Ксендз Грозд выздоровел до субботы, чтобы принимать исповеди. Он сделал это как бы по настоятельной просьбе директора, который навестил его в пятницу; на самом же деле он вовсе не собирался уклониться от обязанности, вознаграждающей духовника разными подробностями из жизни гимназистов и гимназии. К сожалению, все это были мелочи, ибо ксендз Грозд пользовался доверием только в младших классах, где он не преподавал. Ученики постарше избегали его. Они действовали по традиции, возможно, порожденной инстинктом, или же каким-то определенным случаем, или смутным подозрением, оставшимся с давних пор. Теофиль, по примеру товарищей, опустился на колени перед исповедальной ксендза Скромного — справа, где было чуть светлей. Как всегда, грехи были у него выписаны на листочке, в порядке заповедей, которые он нарушил.
Однако шестую заповедь он отложил напоследок и даже не обдумал — понадеялся, когда дойдет до Алины, на вдохновение, на слова, идущие от сердца. Но теперь он не мог их найти, и ксендз, не зная, закончил ли он, спросил:
— Есть у тебя что-то еще?
— Да. Я поцеловал одну девушку.
— Каким образом?
— Во время игры.
— Ты уже говорил об этом.
— Нет, то было другое. А ее я поцеловал с мыслью, что... с мыслью, что я ее люблю. И потом все время о ней думал.
— Вы с нею виделись после этого?
— Нет, но я искал ее по городу, и хотел к ней пойти, и мне очень грустно...

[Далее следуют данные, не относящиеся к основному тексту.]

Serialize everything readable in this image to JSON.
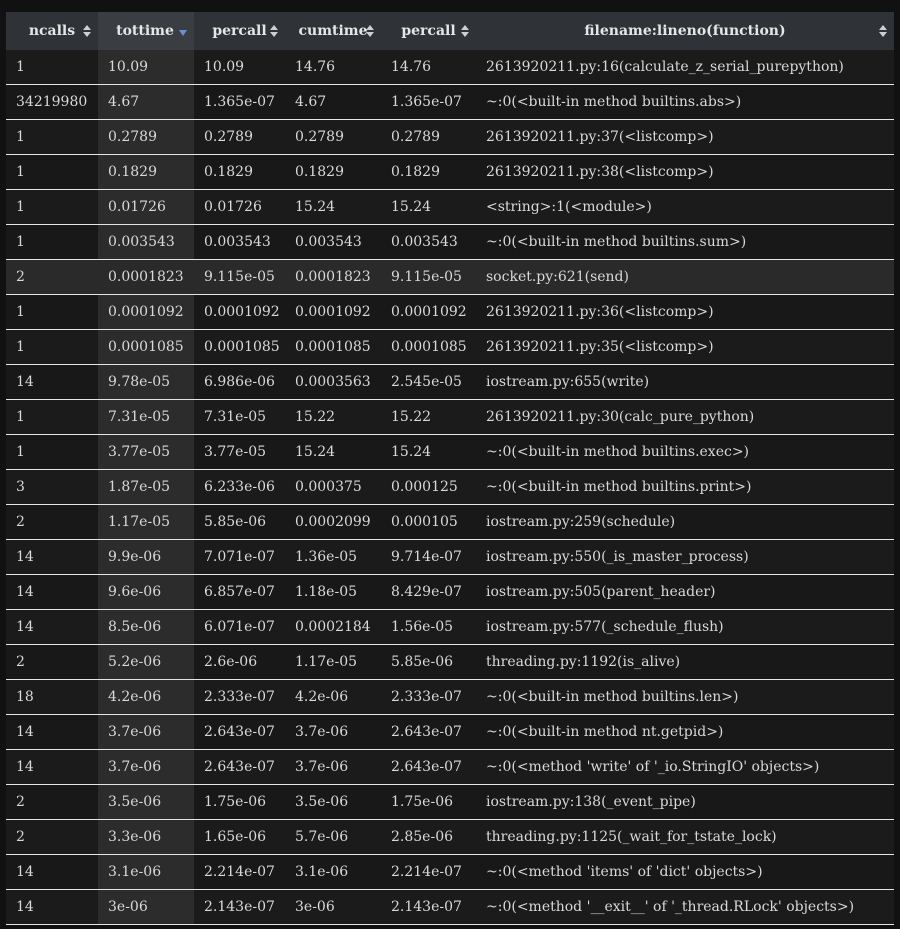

Теофиль почувствовал на ресницах слезы.
— Дитя мое... — шепнул ксендз.
У него были наготове слова о том, что Теофиль еще слишком молод, что пока надо думать об уроках, что бог сам позаботится о его сердце, если оно правдиво и невинно, но дарованная ксендзу искорка святости надоумила его промолчать; он лишь перекрестил мальчика и произнес формулу отпущения. Взволнованный этим необычным молчанием, Теофиль ждал — какую ксендз назначит епитимью.
— Для твоих провинностей, — молвил тот, — достаточной епитимьей будет молитва. Сам будешь решать, сколь велик долг твой господу.
Когда Теофиль кончил молиться перед главным алтарем и встал с колен, в костеле уже никого не было. По пути домой он завернул в Иезуитский сад и там, в глухой аллее, подальше от фонарей, разорвал на мельчайшие клочки записку с грехами, потом достал из кармана лопаточку, уцелевшую от детских игр, выкопал под кустом сирени ямку и спрятал в ней эту горсточку бумажного крошева. Он всегда так делал — то ли из боязни, что кто-нибудь прочитает его грехи, то ли из смутного чувства, что, предавая тлению в земле свой «счет совести», он освобождает душу от зла.
VI
В великую субботу советник Гродзицкий отправился с сыном на праздничное богослужение. Теофиль надел не шинель, а накидку, чтобы спрятать книжку, которую собирался поменять в библиотеке. Это было «Старое предание» Крашевского, он думал о нем с нежностью, почти с благодарностью за теплый колорит невозвратного прошлого Польши, за шум могучих лесов, запах меда и дымящихся груд «мяса» — одно это слово пробуждало в нем голод и наводило на мысли об аппетитных домашних копченостях, — он уже заранее ощущал их вкус.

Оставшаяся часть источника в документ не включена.